Nursing home residents who suffer from depression have a much higher death rate than do residents in good mental health, but the disorder is seldom diagnosed and treated by their physicians, Johns Hopkins School of Medicine researchers reported yesterday.
Dr. Barry W. Rovner, a Hopkins psychiatrist who led the study, said the research shows that too many physicians regard the overriding sadness suffered by many elderly people to be a normal symptom of aging -- rather than a definable, treatable illness that can kill when it is ignored.
"This tells you that there is something that is very lethal about depression," Dr. Rovner said in an interview yesterday. "But people accept these conditions as normal. It's like saying there's an epidemic of tuberculosis, but nobody sees it as a disorder."
Details of the study appear in today's Journal of the American Medical Association.
The Hopkins team based its conclusions on a study of 454 residents at eight nursing homes in metropolitan Baltimore. All the homes are owned by Meridian Healthcare Inc. -- the largest nursing home chain in Maryland -- which has funded a series of studies aimed at finding better ways to treat the elderly.
The study found that clinically depressed patients, who made up 12.6 percent of the total examined group, had a 59 percent greater chance of dying within a year than did non-depressed residents.
As many as 450,000 residents of nursing homes, or nearly one-third of the 1.5 million Americans in those facilities, may suffer from treatable depressive disorders or symptoms, the researchers estimated.
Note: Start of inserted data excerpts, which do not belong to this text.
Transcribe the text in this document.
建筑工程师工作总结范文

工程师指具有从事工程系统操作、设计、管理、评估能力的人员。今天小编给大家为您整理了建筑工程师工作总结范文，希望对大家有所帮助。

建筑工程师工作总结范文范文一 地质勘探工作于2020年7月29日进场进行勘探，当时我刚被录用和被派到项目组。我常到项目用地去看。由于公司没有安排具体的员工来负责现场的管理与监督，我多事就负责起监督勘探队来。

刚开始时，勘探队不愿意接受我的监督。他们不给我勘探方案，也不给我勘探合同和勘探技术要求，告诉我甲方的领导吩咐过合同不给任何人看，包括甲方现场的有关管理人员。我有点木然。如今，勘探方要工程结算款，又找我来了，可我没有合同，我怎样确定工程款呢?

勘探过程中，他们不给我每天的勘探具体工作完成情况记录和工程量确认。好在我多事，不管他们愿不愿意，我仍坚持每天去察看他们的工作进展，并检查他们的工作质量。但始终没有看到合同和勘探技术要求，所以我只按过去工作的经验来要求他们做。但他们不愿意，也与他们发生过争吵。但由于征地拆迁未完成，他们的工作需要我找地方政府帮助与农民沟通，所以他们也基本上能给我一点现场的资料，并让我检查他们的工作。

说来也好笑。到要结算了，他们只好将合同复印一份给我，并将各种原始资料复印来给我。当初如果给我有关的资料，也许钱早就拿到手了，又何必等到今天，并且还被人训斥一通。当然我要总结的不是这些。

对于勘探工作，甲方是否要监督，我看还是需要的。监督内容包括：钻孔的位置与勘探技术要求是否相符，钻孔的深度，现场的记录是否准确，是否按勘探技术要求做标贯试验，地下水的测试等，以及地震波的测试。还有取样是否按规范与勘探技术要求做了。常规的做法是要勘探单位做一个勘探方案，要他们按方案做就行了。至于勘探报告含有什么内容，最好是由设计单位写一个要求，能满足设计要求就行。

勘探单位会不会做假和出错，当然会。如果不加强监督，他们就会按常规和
Major depression is a persistent condition marked by low self-esteem, recurrent thoughts of death and -- often -- fatigue, insomnia and anorexia, Dr. Rovner said.
"It doesn't come and go," Dr. Rovner said, distinguishing it from blue moods that may pass and go depending on transient life events.
The researchers found that 47 percent of the patients suffering from major depression died within one year -- as opposed to 30 percent of the patients who were not depressed.
But the family doctors and internists who visited patients in the nursing homes correctly diagnosed and treated less than one-quarter of the patients who, according to the Hopkins team, were truly depressed.
The depressed patients who died succumbed to physical problems that are extremely common to people who are crippled with sadness -- inadequate rest from insomnia, poor nutrition from anorexia and the many medical problems that result from immobility.
Dr. Rovner said the findings suggest that family doctors need better training in the art of diagnosing depression and prescribing medications that can bring about remarkable recoveries. But, he said, the problem goes deeper than that.
The low Medicaid reimbursements paid to doctors visiting patients in nursing homes means that many don't see their patients often enough or spend sufficient time, he said. And he said the rates for psychiatrists are even lower -- so they are rarely seen in nursing homes.
Arnold Richman, chairman of the Meridian chain, said he hoped the study would make the internists more sensitive to the psychiatric needs of the patients. But he said the industry has a shortage of family doctors trained to recognize and treat disorders such as depression.
Some elderly patients who enjoyed a healthy mental state all their lives fall into a deep depression once they are admitted to a nursing home, due to illness and separation from family. But some drugs and certain medical conditions such as a stroke to the left side of the brain can also cause depression, Dr. Rovner said.
"Patients need more than medication. They need to be in activities. They need to have support."